The “act of infringement” aspect of venue may also present challenges for parties alleging indirect infringement. While this issue has not yet been addressed in detail, at least two judges have seemingly implied that, for induced infringement, the “act of infringement” is committed in the district where the direct infringement will occur or has occurred, and not where the inducing party is located.44

Who Bears the Burden of Proof?

Due to the recent escalating use of the second test under § 1400(b), district courts are also facing the question of which party bears the burden of proving whether or not acts of infringement occurred in the relevant district and whether or not the accused infringer has a regular and established place of business in that district.

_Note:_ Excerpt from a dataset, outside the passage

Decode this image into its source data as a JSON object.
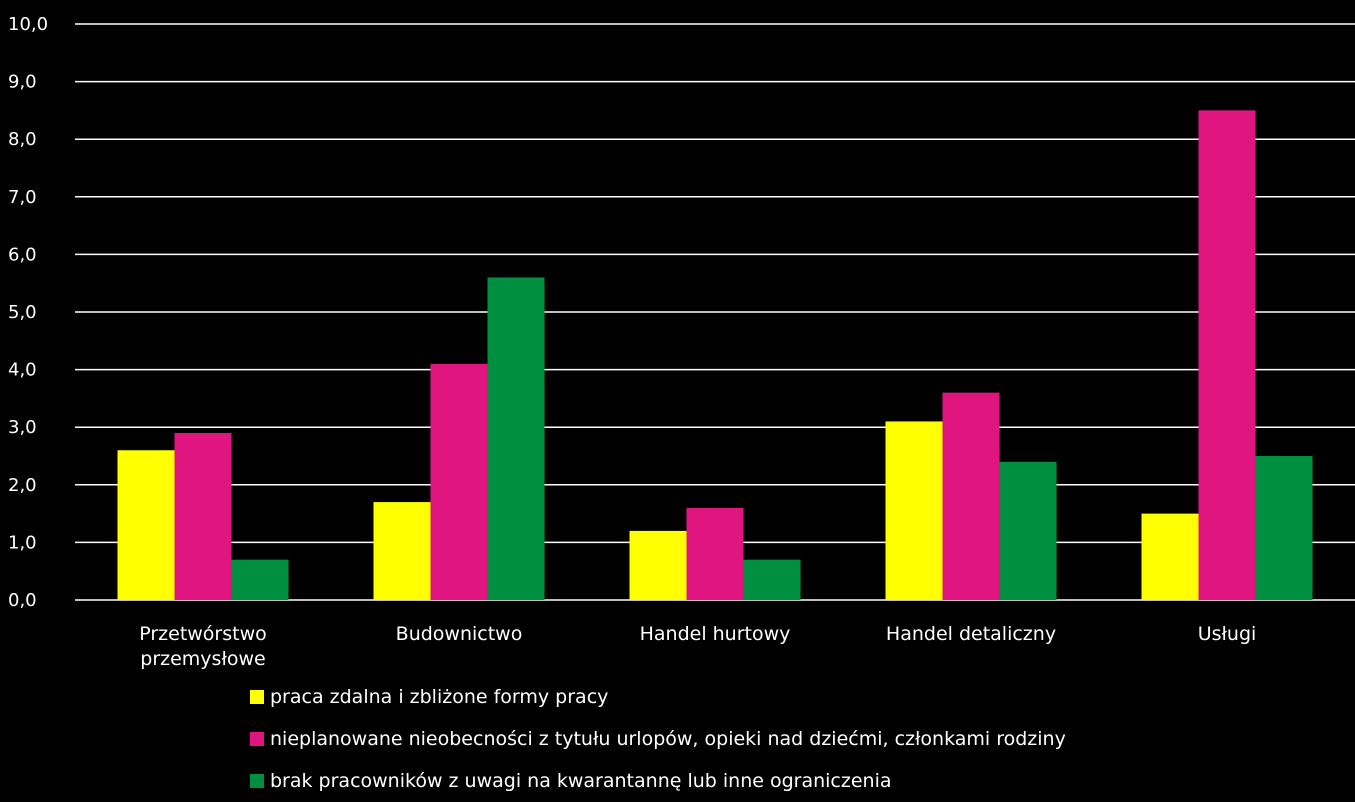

Prior to TC Heartland, the Circuit courts were not uniform in their views on this issue.45 Thus, it is unsurprising that district courts that have addressed this issue since TC Heartland are similarly split. The majority of district courts have held that the burden rests with the plaintiff to establish that venue is proper in their chosen forum,46 likely because the plaintiff is obligated to institute an action in a permissible forum. Other district courts-mainly in the Third and Fifth Circuits-have determined that the burden is on the defendant to demonstrate improper venue, reasoning that a venue objection is a personal privilege of the movant offering protection from inconvenience.47

Going forward, litigants should be cognizant of how jurisdictions handle this issue. When selecting where to institute an action, a plaintiff should be aware of their chosen forum’s position on burden in preparation for future potential venue challenges. Before filing a motion to dismiss for improper venue, a defendant should likewise consider who will bear the burden in that forum. And if the burden will likely rest with the defendant, it should be sure to include sufficient details in its opening motion (e.g., through accompanying affidavits) to demonstrate why venue is improper.